Sunday, November 16, 2008

Renewed Faith

I feel like writing, but I don't know what to say. I feel so blessed and loved and cared for, it's a bit overwhelming. I experienced a miracle first hand this past week. This miracle isn't over. It's only just begun. I have a renewed faith in my God. You know, you listen and believe that god will never leave you nor forsake you, that he would heal with sick and let the weary rest, but when you actually see it happening in your own family, it's amazing. I have renown faith in healing. This event is what will turn my household upside down. I believe that. I went through the attacks, here come the blessings. It will be hard at times, but as long as I hold onto this faith that I have now, that devil might as well just shoot himself in the foot. He won't get me. I believe.

It's okay Daddy, You can put me down in the sand now. I can walk next to You on my own now. Thank You for staying with me, keeping me in Your arms. Keeping me safe, and my family safe. Thank you for never leaving me. I love You, Daddy.

And I love you, too, Dad.

Tuesday, November 11, 2008

Jesus, I don't understand. I don't understand why people go back on what they say. Go back on promises. Say one thing and do another. And I don't understand why someone would be that open with their past in front of their kid. That brought TMI to another level. I didn't need to know that much. I didn't want to know that much. I don't know who to trust. I even have a hard time trusting you lately. I hate to say that, but it's not like you don't already know. Lord, please help me. I don't like this. I'm starting to hate life. And I know I shouldn't say that, because there are so many people with worse problems and situations. I don't know how to get out of this, Lord. Maybe reading my Bible more would help, but I don't even know where to start reading to help me with this. I just want it to be over. Lord, you see my heart. You know that through all of this, I love you, right? I do. I really do. Please don't put me down yet. Please, Daddy. Carry me. I'm too tired to walk. Please, don't put me down.

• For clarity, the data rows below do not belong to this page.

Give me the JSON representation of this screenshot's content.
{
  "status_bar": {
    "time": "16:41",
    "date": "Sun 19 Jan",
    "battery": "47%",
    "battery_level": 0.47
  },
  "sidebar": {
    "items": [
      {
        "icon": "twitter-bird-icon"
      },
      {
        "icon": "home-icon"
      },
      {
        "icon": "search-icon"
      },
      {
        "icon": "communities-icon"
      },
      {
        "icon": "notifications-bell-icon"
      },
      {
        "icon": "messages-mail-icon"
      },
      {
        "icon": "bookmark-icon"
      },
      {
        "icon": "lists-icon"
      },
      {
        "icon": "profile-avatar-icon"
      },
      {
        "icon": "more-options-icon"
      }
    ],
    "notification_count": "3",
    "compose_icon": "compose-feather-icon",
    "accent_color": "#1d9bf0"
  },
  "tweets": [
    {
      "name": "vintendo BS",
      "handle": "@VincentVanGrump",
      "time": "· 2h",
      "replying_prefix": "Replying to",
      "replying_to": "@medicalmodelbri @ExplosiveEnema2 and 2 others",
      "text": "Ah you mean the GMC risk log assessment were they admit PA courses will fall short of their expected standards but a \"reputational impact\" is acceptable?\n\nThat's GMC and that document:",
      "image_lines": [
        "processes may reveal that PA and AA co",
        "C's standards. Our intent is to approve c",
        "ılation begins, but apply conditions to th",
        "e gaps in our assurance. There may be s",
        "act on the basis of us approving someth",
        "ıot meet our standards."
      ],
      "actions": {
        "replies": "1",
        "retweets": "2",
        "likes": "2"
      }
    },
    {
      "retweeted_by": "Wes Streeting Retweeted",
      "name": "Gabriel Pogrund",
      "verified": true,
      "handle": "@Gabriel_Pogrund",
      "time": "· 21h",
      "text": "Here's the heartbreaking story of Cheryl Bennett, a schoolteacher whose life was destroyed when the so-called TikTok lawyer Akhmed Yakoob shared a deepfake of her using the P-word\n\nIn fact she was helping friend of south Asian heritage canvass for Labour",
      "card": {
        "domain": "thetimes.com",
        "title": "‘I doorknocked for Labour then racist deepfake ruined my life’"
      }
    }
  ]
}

Thursday, November 6, 2008

Alone!!

Today is a day of being alone. Everyone is out of the house. I am sitting in my living room watching Gilmore Girls as I type this. I haven't been in my living room for more than 10 minutes in months. I'm being loud and making strange noises and tapping out rhythms on the table, just because there is nobody around to tell me to stop. This is fun.

Last night was so much fun. Shattered ice, frozen T-shirts, red hands, lots of candy, political talk. It was everything I hoped for.

I really have nothing more to say. I am happy at the moment, and happy feels good. Happy feels right. Happy feels like a friend I haven't heard from in a while. I like happy. Happy should visit more often.

Monday, November 3, 2008

Home Sweet Home

This past weekend was a weekend in hell. I've called 3 places "home" in the past two days. 3 places that aren't my actual home. I've spent about 5 hours at home since 5 am Saturday morning. Most of the weekend was spent at the church. Then the Kilbournes'. Then the Tobins'. I also spent a few hours at the Edmiston household. Anywhere but home is where I wanted to be.

But today, as I sit in my room for the first time in 3 days, things seem a little calmer. I'm still not happy about the events that unfolded this weekend, but it's not chaos for the moment. There is one less in the house. Didn't even get to say goodbye. I wish her well, though. I pray she gets the best. Right now, she deserves the best.

In the midst of all this, I see just how much my friends are willing to pull for me. I've always known, but I got to see. Thank you, all of you. Sarah, Aly, Lisa, Mr. Mike, Caitlin, Liz. Thank you all so much. Especially Lisa. I don't know what I would have done if you weren't there. Thank you Aly and Sarah and Mr. Mike for the offers of a place to stay if I needed to. Right now, I think I'll be alright at home, at My home, for the time being.

I don't know how long the whole "no alcohol" thing is going to last, but with an alcoholic of 18+ years, I don't think it will last long. A week, maybe. Please, keep this in your prayers. If he is in this house with me one more time, and he's drunk, I'm out. I don't care how late, early, rainy, sunny, hot, freezing it is. I will not be in this house around another drunk person. I don't know where I'll go, but anywhere has to be better than that.

Through all of this, I feel blessed. I feel cared for. I feel loved. Wile E. Coyote tried. Oh boy, did he try. He thinks he's gonna win this, beat me. Ha. He will never beat me. I have the best RoadRunner on my side. And the RoadRunner always wins.